Rossana Paroschi Jafar e Jéssyca Duarte Burgatt passaram por audiência de custódia nesta quinta-feira (9), encerrando a etapa de apresentação dos presos ao Judiciário.

A Operação Gutenberg entra, a partir desta quinta-feira (9), em uma nova etapa considerada decisiva pelo Ministério Público de Mato Grosso do Sul (MPMS). Com a realização das audiências de custódia dos últimos investigados presos durante a ofensiva do Grupo de Atuação Especial de Combate ao Crime Organizado (Gaeco), a fase ostensiva da operação chega ao fim e abre espaço para o aprofundamento das investigações.

As empresárias Rossana Paroschi Jafar, proprietária da Gráfica Alvorada, e Jéssyca Duarte Burgatt, sócia da Capital Saúde e filha do ex-coordenador estadual de Regulação Assistencial, Ed Carlo Britto Burgatt, foram as últimas presas a passar pela audiência de custódia. As sessões ocorreram posteriormente porque os mandados de prisão foram cumpridos após o meio-dia da última terça-feira (7), diferentemente dos demais investigados.

Com isso, todos os presos alcançados pela Operação Gutenberg já foram apresentados ao Poder Judiciário.

O que muda agora

Encerrada a fase das prisões, o trabalho dos investigadores passa a se concentrar na análise do vasto material apreendido durante o cumprimento dos 43 mandados de busca e apreensão realizados em Mato Grosso do Sul, São Paulo e Goiás.

Entre os itens recolhidos estão:

celulares;

computadores;

notebooks;

documentos físicos;

contratos administrativos;

registros financeiros;

mídias digitais;

dinheiro em espécie;

equipamentos eletrônicos.

Todo esse material será submetido a perícia para reconstruir a dinâmica do suposto esquema investigado.

Análise financeira será prioridade

Uma das principais frentes da investigação será o rastreamento da movimentação financeira dos investigados.

Segundo o MPMS, a organização criminosa teria movimentado aproximadamente R$ 27 milhões em contratos públicos relacionados principalmente à aquisição de livros paradidáticos.

Os investigadores buscarão identificar a origem dos recursos, os destinatários dos pagamentos, a circulação do dinheiro entre pessoas físicas e jurídicas e eventual ocultação patrimonial.

Essa etapa também poderá esclarecer o papel desempenhado por cada investigado dentro da suposta organização.

Participação individual

Embora a operação tenha apontado a existência de uma organização estruturada, a responsabilidade de cada investigado ainda será individualizada.
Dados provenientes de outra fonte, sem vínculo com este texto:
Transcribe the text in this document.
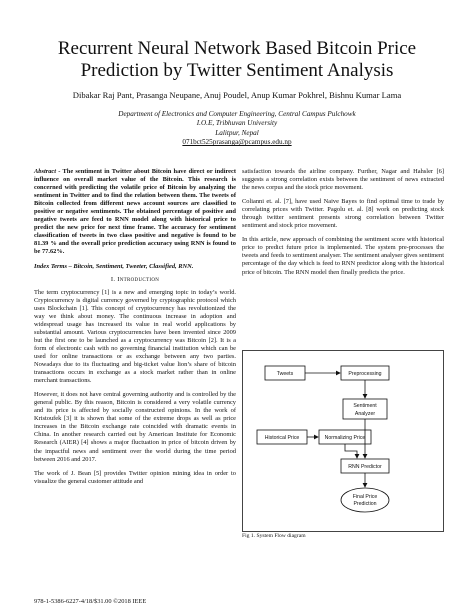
Recurrent Neural Network Based Bitcoin Price Prediction by Twitter Sentiment Analysis
Dibakar Raj Pant, Prasanga Neupane, Anuj Poudel, Anup Kumar Pokhrel, Bishnu Kumar Lama
Department of Electronics and Computer Engineering, Central Campus Pulchowk
I.O.E, Tribhuvan University
Lalitpur, Nepal
071bct525prasanga@pcampus.edu.np

Abstract - The sentiment in Twitter about Bitcoin have direct or indirect influence on overall market value of the Bitcoin. This research is concerned with predicting the volatile price of Bitcoin by analyzing the sentiment in Twitter and to find the relation between them. The tweets of Bitcoin collected from different news account sources are classified to positive or negative sentiments. The obtained percentage of positive and negative tweets are feed to RNN model along with historical price to predict the new price for next time frame. The accuracy for sentiment classification of tweets in two class positive and negative is found to be 81.39 % and the overall price prediction accuracy using RNN is found to be 77.62%.

Index Terms – Bitcoin, Sentiment, Tweeter, Classified, RNN.

I. Introduction

The term cryptocurrency [1] is a new and emerging topic in today’s world. Cryptocurrency is digital currency governed by cryptographic protocol which uses Blockchain [1]. This concept of cryptocurrency has revolutionized the way we think about money. The continuous increase in adoption and widespread usage has increased its value in real world applications by substantial amount. Various cryptocurrencies have been invented since 2009 but the first one to be launched as a cryptocurrency was Bitcoin [2]. It is a form of electronic cash with no governing financial institution which can be used for online transactions or as exchange between any two parties. Nowadays due to its fluctuating and big-ticket value lion’s share of bitcoin transactions occurs in exchange as a stock market rather than in online merchant transactions.

However, it does not have central governing authority and is controlled by the general public. By this reason, Bitcoin is considered a very volatile currency and its price is affected by socially constructed opinions. In the work of Kristoufek [3] it is shown that some of the extreme drops as well as price increases in the Bitcoin exchange rate coincided with dramatic events in China. In another research carried out by American Institute for Economic Research (AIER) [4] shows a major fluctuation in price of bitcoin driven by the impactful news and sentiment over the world during the time period between 2016 and 2017.

The work of J. Bean [5] provides Twitter opinion mining idea in order to visualize the general customer attitude and

satisfaction towards the airline company. Further, Nagar and Hahsler [6] suggests a strong correlation exists between the sentiment of news extracted the news corpus and the stock price movement.

Colianni et. al. [7], have used Naive Bayes to find optimal time to trade by correlating prices with Twitter. Pagolu et. al. [8] work on predicting stock through twitter sentiment presents strong correlation between Twitter sentiment and stock price movement.

In this article, new approach of combining the sentiment score with historical price to predict future price is implemented. The system pre-processes the tweets and feeds to sentiment analyser. The sentiment analyser gives sentiment percentage of the day which is feed to RNN predictor along with the historical price of bitcoin. The RNN model then finally predicts the price.

Tweets	Preprocessing
Sentiment
Analyzer
Historical Price	Normalizing Price
RNN Predictor
Final Price
Prediction
Fig 1. System Flow diagram
978-1-5386-6227-4/18/$31.00 ©2018 IEEE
O Ministério Público pretende confrontar documentos, conversas extraídas de aparelhos eletrônicos, contratos, movimentações bancárias e demais elementos obtidos durante as buscas para definir a participação de cada integrante.
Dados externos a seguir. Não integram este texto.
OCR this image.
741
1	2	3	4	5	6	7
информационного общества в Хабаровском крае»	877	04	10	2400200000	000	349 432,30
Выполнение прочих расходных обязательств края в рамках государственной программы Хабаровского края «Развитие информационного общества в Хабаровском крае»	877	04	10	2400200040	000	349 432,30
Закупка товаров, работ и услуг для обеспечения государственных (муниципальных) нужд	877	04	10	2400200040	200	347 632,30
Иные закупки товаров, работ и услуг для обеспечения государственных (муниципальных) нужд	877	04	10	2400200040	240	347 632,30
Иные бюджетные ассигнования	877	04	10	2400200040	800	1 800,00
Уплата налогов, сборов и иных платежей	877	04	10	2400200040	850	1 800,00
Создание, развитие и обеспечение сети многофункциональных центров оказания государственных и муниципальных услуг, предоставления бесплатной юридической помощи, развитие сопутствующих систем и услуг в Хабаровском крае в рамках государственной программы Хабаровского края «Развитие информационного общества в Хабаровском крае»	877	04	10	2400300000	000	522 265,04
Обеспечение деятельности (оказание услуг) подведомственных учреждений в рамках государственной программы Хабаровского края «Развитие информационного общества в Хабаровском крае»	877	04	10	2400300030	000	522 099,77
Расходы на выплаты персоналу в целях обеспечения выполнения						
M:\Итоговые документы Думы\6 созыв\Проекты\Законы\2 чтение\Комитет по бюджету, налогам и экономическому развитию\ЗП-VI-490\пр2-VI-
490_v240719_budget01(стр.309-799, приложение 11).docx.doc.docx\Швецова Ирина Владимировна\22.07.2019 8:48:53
Esse trabalho servirá de base para eventual oferecimento de denúncia à Justiça.

Investigação pode avançar

Com a conclusão das perícias, a Operação Gutenberg poderá ganhar novos desdobramentos.
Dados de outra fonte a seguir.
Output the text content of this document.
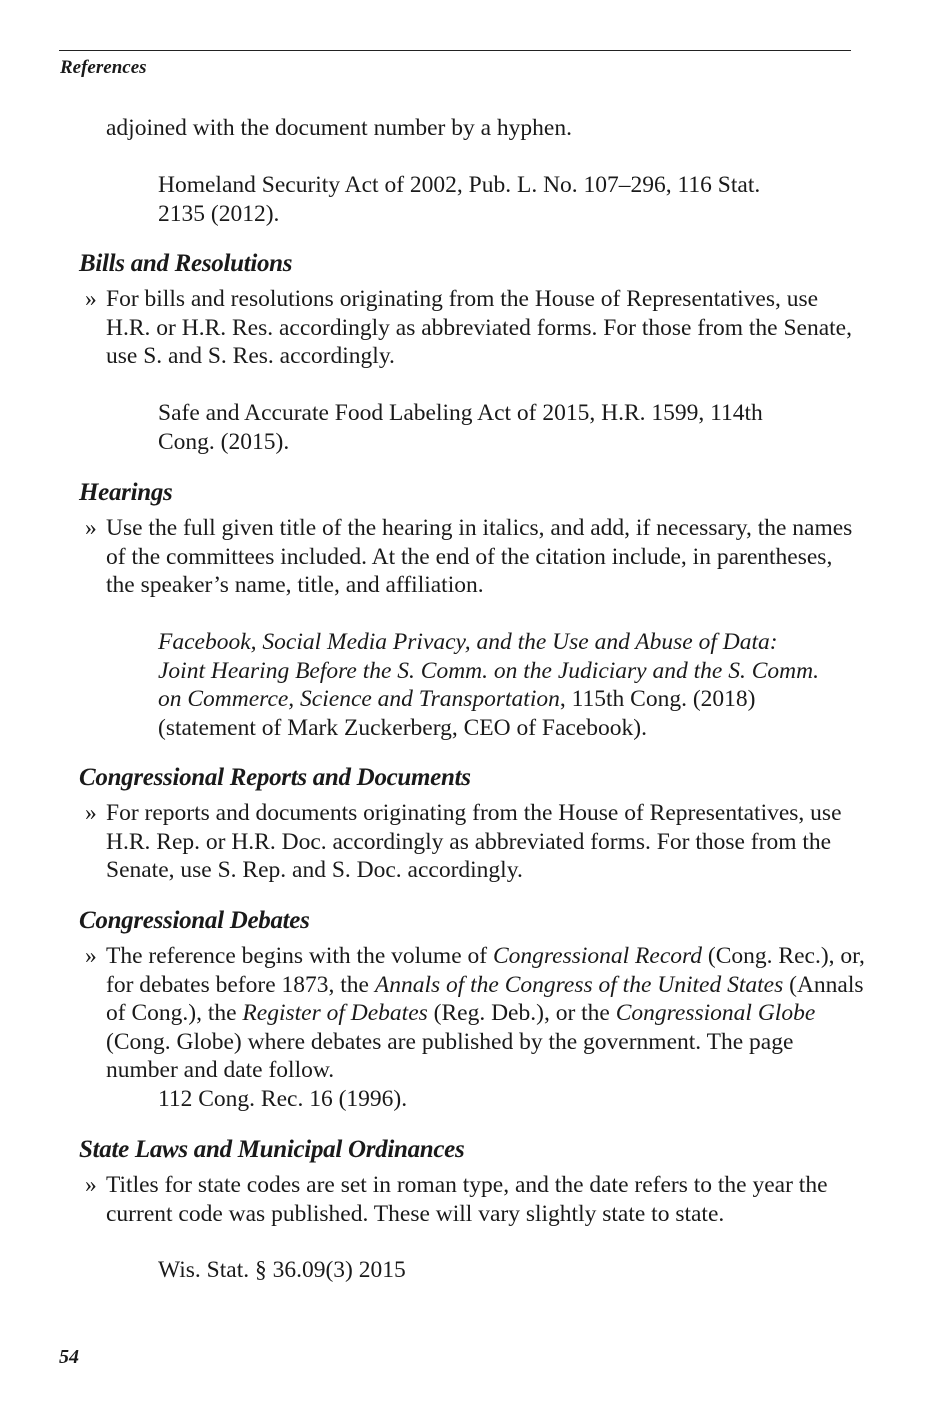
References
adjoined with the document number by a hyphen.
Homeland Security Act of 2002, Pub. L. No. 107–296, 116 Stat.
2135 (2012).
Bills and Resolutions
» For bills and resolutions originating from the House of Representatives, use H.R. or H.R. Res. accordingly as abbreviated forms. For those from the Senate, use S. and S. Res. accordingly.
Safe and Accurate Food Labeling Act of 2015, H.R. 1599, 114th
Cong. (2015).
Hearings
» Use the full given title of the hearing in italics, and add, if necessary, the names of the committees included. At the end of the citation include, in parentheses, the speaker’s name, title, and affiliation.
Facebook, Social Media Privacy, and the Use and Abuse of Data:
Joint Hearing Before the S. Comm. on the Judiciary and the S. Comm.
on Commerce, Science and Transportation, 115th Cong. (2018)
(statement of Mark Zuckerberg, CEO of Facebook).
Congressional Reports and Documents
» For reports and documents originating from the House of Representatives, use H.R. Rep. or H.R. Doc. accordingly as abbreviated forms. For those from the Senate, use S. Rep. and S. Doc. accordingly.
Congressional Debates
» The reference begins with the volume of Congressional Record (Cong. Rec.), or, for debates before 1873, the Annals of the Congress of the United States (Annals of Cong.), the Register of Debates (Reg. Deb.), or the Congressional Globe (Cong. Globe) where debates are published by the government. The page number and date follow.
112 Cong. Rec. 16 (1996).
State Laws and Municipal Ordinances
» Titles for state codes are set in roman type, and the date refers to the year the current code was published. These will vary slightly state to state.
Wis. Stat. § 36.09(3) 2015
54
Caso surjam elementos que indiquem a participação de outras pessoas ou empresas, o Ministério Público poderá requerer novas diligências, oitivas, buscas ou outras medidas previstas na legislação.

Também poderão ser aprofundadas as investigações sobre contratos firmados por municípios, empresas ligadas aos investigados e a atuação de servidores públicos.

Operação continua

A Operação Gutenberg investiga uma suposta organização criminosa suspeita de fraudar contratos públicos, praticar corrupção ativa e passiva, lavagem de dinheiro e outros crimes contra a administração pública.

Além das compras de livros paradidáticos, a investigação também apura a suspeita de utilização da estrutura da Regulação Estadual da Saúde para favorecer interesses relacionados ao grupo investigado.

Com o encerramento da fase ostensiva, a expectativa é de que os próximos desdobramentos ocorram principalmente nos bastidores da investigação, por meio das perícias técnicas e da análise das provas reunidas pelo Ministério Público.

Até eventual denúncia, julgamento e decisão definitiva, todos os investigados permanecem amparados pelos princípios constitucionais da ampla defesa, do contraditório e da presunção de inocência.